Consultation du comité mixte sur la santé et la sécurité au travail

Le paragraphe 5.2 (1) oblige un employeur à consulter le comité mixte sur la santé et la sécurité ou le délégué à la santé et à la sécurité, s’il y en a un, afin d’élaborer et de maintenir des mesures visant à éliminer les risques (réels et potentiels) cernés dans le cadre de l'évaluation des risques et à les contrôler. Lorsque la Loi sur la santé et la sécurité au travail ou ses règlements exigent la prise d'une mesure en consultation avec une autre partie, y compris, mais sans s'y limiter, le comité ou un délégué, le ministère du Travail s'attend à ce que l'employeur prenne part à une interaction significative (c.-à-d. y compris, mais sans s'y limiter, un dialogue, une discussion et la transmission de tous les renseignements pertinents) avec le comité ou le délégué.

Il faut fournir une occasion réelle au comité ou au délégué de commenter, et ces commentaires doivent être reçus et pris en compte de bonne foi. L’employeur doit, notamment, prendre en compte toute rétroaction et réponse du comité ou du délégué avant de prendre des mesures (comme la mise en place d’un plan ou d’un programme) et la réponse à toute recommandation découlant de la consultation.
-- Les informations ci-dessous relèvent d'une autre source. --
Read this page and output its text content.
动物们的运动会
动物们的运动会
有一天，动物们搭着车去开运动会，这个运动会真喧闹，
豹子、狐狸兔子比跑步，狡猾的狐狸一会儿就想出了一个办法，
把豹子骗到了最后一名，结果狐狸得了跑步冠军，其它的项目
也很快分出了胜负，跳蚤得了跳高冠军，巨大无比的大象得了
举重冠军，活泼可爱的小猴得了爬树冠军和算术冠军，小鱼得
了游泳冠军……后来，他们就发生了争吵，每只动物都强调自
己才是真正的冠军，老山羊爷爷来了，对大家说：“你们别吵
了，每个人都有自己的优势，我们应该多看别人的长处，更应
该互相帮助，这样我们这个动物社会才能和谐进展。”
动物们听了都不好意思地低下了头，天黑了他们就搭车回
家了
La consultation ne consiste pas uniquement à informer le comité ou le délégué que l'employeur prévoit de prendre des mesures.

Fréquence d'évaluation

L'évaluation des risques doit être examinée aussi souvent que nécessaire et au moins une fois par année, conformément au paragraphe 5.3 (1). Cette fréquence vise à assurer que les nouveaux dangers ou les dangers existants pouvant avoir changé pendant la période écoulée sont gérés, et que les mesures de contrôle adoptées pour atténuer les risques sur le lieu de travail sont toujours efficaces. Souvent, des changements peuvent être apportés au lieu de travail comme tel, ou les processus et les pratiques de travail appliqués dans ce lieu de travail, en raison, par exemple, de l'introduction d'une nouvelle technologie. Ces changements peuvent entraîner des dangers nouveaux ou modifiés ou peuvent avoir une incidence sur les mesures de contrôle existantes. Les examens périodiques et réguliers sont importants pour faire en sorte que le système d'évaluation et de gestion des risques sur le lieu de travail continue d'atténuer efficacement les dangers sur le lieu de travail et les risques connexes.

Renseignements supplémentaires

Vous trouverez plus de renseignements sur l'évaluation et la gestion des risques dans les ressources suivantes :

Avis de non-responsabilité : La présente ressource Web a été créée pour aider les parties des lieux de travail à comprendre certaines des obligations que leur imposent la Loi sur la santé et la sécurité au travail, et les règlements qui y sont associés. Elle ne vise pas à remplacer la Loi sur la santé et la sécurité au travail, et les règlements qui y sont associés. Il convient de toujours se reporter au texte de loi officiel.

Il incombe aux parties des lieux de travail d'assurer le respect de la législation. La présente ressource Web ne se veut pas un avis juridique. Les personnes qui ont besoin d'aide pour interpréter la législation et son application possible dans des circonstances précises devraient consulter un avocat.

La présente ressource Web sera mise à la disposition des inspecteurs du ministère du Travail, mais ceux-ci feront observer la Loi sur la santé et la sécurité au travail, et les règlements qui y sont associés en se fondant sur les faits qu'ils pourraient relever dans les lieux de travail. La présente ressource Web ne se répercute d'aucune façon sur le pouvoir de décider qu'ont les inspecteurs lorsqu'il s'agit de faire observer les lois et règlements.